At one point, Rozek had 5,000 subscribers to his publication. I was one of them, and I remember being entertained and challenged with every issue. Wired called it “anti-media media.” Folio called him “publishing’s rising rebel.”

Rozek set out to make something even bigger – the magazine that I was hoping to write for – but he was unable to find the capital to sustain it.

So more than a decade later, Rozek was once again on the other end of the phone. What did he have to show me now?

Frankly, I was not prepared for what I read. Not even close. Rozek’s new work is mind-blowing.

I remember the first time I saw a Cassavetes movie. It was A Woman Under the Influence. What I felt was visceral; I knew I’d never see movies the same way again. I ran out and rented Faces, Shadows, Opening Night, The Killing of a Chinese Bookie. Each one gave me what Vladimir Nabokov calls “that little shiver” at the base of my spine.

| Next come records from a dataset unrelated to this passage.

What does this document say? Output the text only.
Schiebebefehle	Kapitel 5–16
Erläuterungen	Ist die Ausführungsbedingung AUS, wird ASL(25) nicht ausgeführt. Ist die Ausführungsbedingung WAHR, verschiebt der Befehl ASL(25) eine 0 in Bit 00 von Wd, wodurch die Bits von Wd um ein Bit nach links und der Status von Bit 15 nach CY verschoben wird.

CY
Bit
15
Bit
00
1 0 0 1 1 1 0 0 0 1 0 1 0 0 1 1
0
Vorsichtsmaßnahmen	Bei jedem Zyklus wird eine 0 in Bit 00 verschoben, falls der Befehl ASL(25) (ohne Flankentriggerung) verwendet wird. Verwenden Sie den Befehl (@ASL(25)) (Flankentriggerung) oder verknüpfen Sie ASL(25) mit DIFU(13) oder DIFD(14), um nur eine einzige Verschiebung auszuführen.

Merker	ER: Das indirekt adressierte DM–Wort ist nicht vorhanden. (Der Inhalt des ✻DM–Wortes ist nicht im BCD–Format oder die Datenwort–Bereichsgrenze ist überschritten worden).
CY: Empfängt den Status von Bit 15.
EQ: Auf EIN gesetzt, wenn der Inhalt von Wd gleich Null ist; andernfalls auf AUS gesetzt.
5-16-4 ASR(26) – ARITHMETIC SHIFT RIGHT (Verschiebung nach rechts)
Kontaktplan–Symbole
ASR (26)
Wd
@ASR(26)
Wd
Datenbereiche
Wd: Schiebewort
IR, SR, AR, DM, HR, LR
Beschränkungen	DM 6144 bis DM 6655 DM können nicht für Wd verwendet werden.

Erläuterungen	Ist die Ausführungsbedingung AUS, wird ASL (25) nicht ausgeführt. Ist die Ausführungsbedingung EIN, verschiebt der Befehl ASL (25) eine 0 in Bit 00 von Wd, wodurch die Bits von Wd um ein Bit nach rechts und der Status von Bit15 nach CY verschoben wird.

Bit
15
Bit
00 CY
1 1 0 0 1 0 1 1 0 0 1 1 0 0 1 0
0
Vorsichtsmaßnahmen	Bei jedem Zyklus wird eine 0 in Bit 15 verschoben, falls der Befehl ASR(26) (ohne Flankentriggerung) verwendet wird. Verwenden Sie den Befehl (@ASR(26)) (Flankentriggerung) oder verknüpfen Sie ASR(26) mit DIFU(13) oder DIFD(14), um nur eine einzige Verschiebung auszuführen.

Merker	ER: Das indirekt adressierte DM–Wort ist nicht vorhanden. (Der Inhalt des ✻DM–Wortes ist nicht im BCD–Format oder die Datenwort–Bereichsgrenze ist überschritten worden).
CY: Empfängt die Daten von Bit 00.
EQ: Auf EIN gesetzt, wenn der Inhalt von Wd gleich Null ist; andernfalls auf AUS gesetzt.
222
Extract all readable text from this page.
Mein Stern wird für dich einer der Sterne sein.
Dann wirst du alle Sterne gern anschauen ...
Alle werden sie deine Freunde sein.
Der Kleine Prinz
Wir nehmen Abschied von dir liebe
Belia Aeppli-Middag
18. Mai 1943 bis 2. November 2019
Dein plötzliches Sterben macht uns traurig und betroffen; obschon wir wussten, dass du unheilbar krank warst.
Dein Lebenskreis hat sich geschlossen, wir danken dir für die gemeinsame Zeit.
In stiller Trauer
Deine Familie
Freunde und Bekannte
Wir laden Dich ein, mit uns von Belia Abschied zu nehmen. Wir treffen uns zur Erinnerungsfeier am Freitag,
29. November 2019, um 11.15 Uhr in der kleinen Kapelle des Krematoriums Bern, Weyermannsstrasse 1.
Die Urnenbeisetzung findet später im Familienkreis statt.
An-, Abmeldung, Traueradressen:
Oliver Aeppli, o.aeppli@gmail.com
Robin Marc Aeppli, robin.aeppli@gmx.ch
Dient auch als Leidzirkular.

I get that little shiver when I read Rozek’s new work.

Rozek had put the book-length manuscripts aside while he worked on a film project, but I persuaded him to let Chin Music Press publish them. I’m proud to announce that those two books are being prepared right now, and Rozek is working on a third.

We’re extremely excited to get the chance to bring Rozek’s work to a wider audience. You’ll hear more from us on this project soon.